Военный министр уклонился от дальнейшего спора, потребовал созвать заседание кабинета и предложил распустить парламент, чтобы неповадно было другим произносить подобные речи. Но голоса разделились, и Хирота не осмелился распустить парламент. Это возмутило военных. Вскоре он сам вынужден был уйти в отставку.
Его сменил другой премьер — Хаяси, а в наказание за допущенную крамолу парламент распустили, объявили новые выборы. Однако решимости Хаяси хватило только на то, чтобы по указке военных распустить парламент. На большее он не посмел. Через три месяца Хаяси также подал в отставку. А военные все требовали…
И вот принц Коноэ сделался премьером, хотя военные настаивали, чтобы правительственный кабинет возглавлял генерал, состоящий на действительной службе в армии. Однако совет дзюсинов все же нашел нужным рекомендовать принца Коноэ. Считали, что принц хотя не имеет военного звания, но разделяет во многом точку зрения генералов. Приход его к власти не будет выглядеть военной диктатурой.
В генеральном штабе против принца Коноэ тоже не возражали.
Когда председатель Тайного совета позвонил Сайондзи и поздравил его с формированием кабинета, древний старец ответил: «Чему же тут радоваться, Харада-сан? Плакать надо, не радоваться…»
Сайондзи повесил трубку, хотя это было совсем не вежливо.
С приходом к управлению государственным кораблем принца Коноэ деятельность Сатбо Хамба заметно оживилась. Во главе его стал теперь принц Канин — тоже представитель императорской фамилии. Апостолы войны пришли к выводу, что наступил самый удобный момент перейти к конкретным действиям. Новый начальник штаба Квантунской армии Тодзио докладывал руководителю Сатбо Хамба:
«Если рассматривать теперешнюю обстановку в Китае с точки зрения подготовки войны против Советского Союза, то наиболее целесообразной политикой для нас должно быть нанесение удара по нанкинскому правительству, что устранило бы угрозу нашему тылу».
Военные руководители сменяли один другого, но направление политики оставалось прежним. Дипломаты, так же как генералы, проявляли все большее нетерпение, боясь упустить момент. Главный советник министерства иностранных дел Мацуока подбадривал, подзуживал своих единомышленников.
«Традицией страны Ямато, — говорил он на заседании Тайного совета, — всегда являлся великий дух Хакко Итио. Мы должны осуществить моральные принципы предков и занять подобающее место в мире.
Япония — страна божественного происхождения. Это значит, что нашей стране будет дано благословение неба, когда она приступит к выполнению божественной воли. Если мы пойдем против этой воли, небеса нас накажут.
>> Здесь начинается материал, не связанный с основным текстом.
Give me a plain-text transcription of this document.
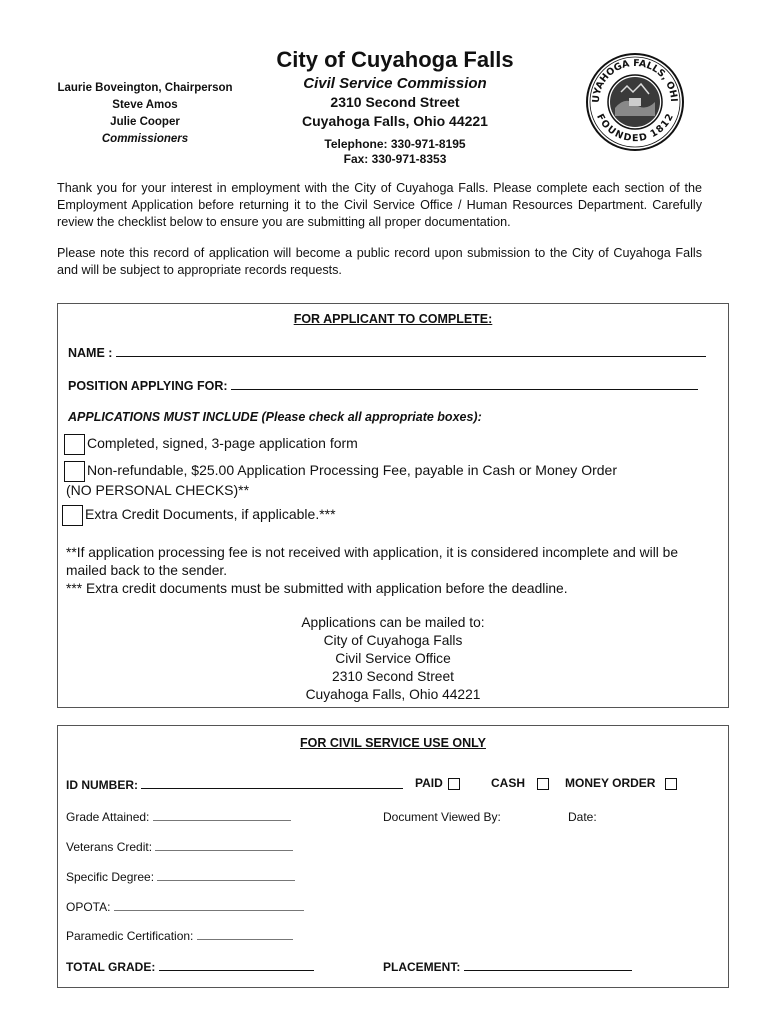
Laurie Boveington, Chairperson
Steve Amos
Julie Cooper
Commissioners
City of Cuyahoga Falls
Civil Service Commission
2310 Second Street
Cuyahoga Falls, Ohio 44221
Telephone: 330-971-8195
Fax: 330-971-8353
UYAHOGA FALLS, OHI
FOUNDED 1812

Thank you for your interest in employment with the City of Cuyahoga Falls. Please complete each section of the Employment Application before returning it to the Civil Service Office / Human Resources Department. Carefully review the checklist below to ensure you are submitting all proper documentation.

Please note this record of application will become a public record upon submission to the City of Cuyahoga Falls and will be subject to appropriate records requests.

FOR APPLICANT TO COMPLETE:
NAME :
POSITION APPLYING FOR:
APPLICATIONS MUST INCLUDE (Please check all appropriate boxes):
Completed, signed, 3-page application form
Non-refundable, $25.00 Application Processing Fee, payable in Cash or Money Order
(NO PERSONAL CHECKS)**
Extra Credit Documents, if applicable.***
**If application processing fee is not received with application, it is considered incomplete and will be mailed back to the sender.
*** Extra credit documents must be submitted with application before the deadline.
Applications can be mailed to:
City of Cuyahoga Falls
Civil Service Office
2310 Second Street
Cuyahoga Falls, Ohio 44221
FOR CIVIL SERVICE USE ONLY
ID NUMBER:	PAID	CASH	MONEY ORDER
Grade Attained:	Document Viewed By:	Date:
Veterans Credit:
Specific Degree:
OPOTA:
Paramedic Certification:
TOTAL GRADE:	PLACEMENT:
Наша задача — создать сильное вооруженное государство».
Дипломат говорил, как военный. Ссылаясь на антикоминтерновский пакт, он добавил:
«Причина японо-китайского конфликта — идеологическая. Наша империя должна обеспечить порядок в Азии. Япония освободит восточные страны от гнета империализма».
Мацуока развивал ту же идею, которую когда-то высказывали правые японские социал-демократы: существуют бедные и богатые государства — страны-пролетарии и страны-капиталисты. Китай должен поделиться своими богатствами с неимущей Японией…
Все эти рассуждения, донесения, оперативные планы были пока неизвестны людям из группы «Рамзай», но они, как сейсмологи, внимательно прислушивались к глухим и отдаленным колебаниям в глубинах политической жизни.
Перестановка в японских верхах неожиданно отразилась на деятельности группы «Рамзай». Ходзуми Одзаки, продолжавший работать внешнеполитическим обозревателем влиятельной газеты «Асахи», дружил с референтом Коноэ — своим однокурсником по университету Кадзами Акира — и через него познакомился с принцем Коноэ, когда будущий премьер был еще рядовым членом палаты пэров. В состав палаты входили члены императорской фамилии, бароны, маркизы — вся японская знать — и еще от каждого большого города один богатей, человек, платящий самый большой налог в городе с получаемого дохода. Связанный с феодальной знатью, с промышленными кругами и генералами, Коноэ довольно быстро сделал карьеру в палате пэров и стал ее председателем.
Этот человек с высоким, скошенным назад лбом, пристальным взглядом и узким энергичным лицом отличался тщеславием, осторожным умом и способностью использовать нужных ему людей. В его лице было что-то от лошади-чистокровки из императорских конюшен. Возможно, это сходство придавали крупный, с тонкой горбинкой нос и острые удлиненные уши с приросшими мочками.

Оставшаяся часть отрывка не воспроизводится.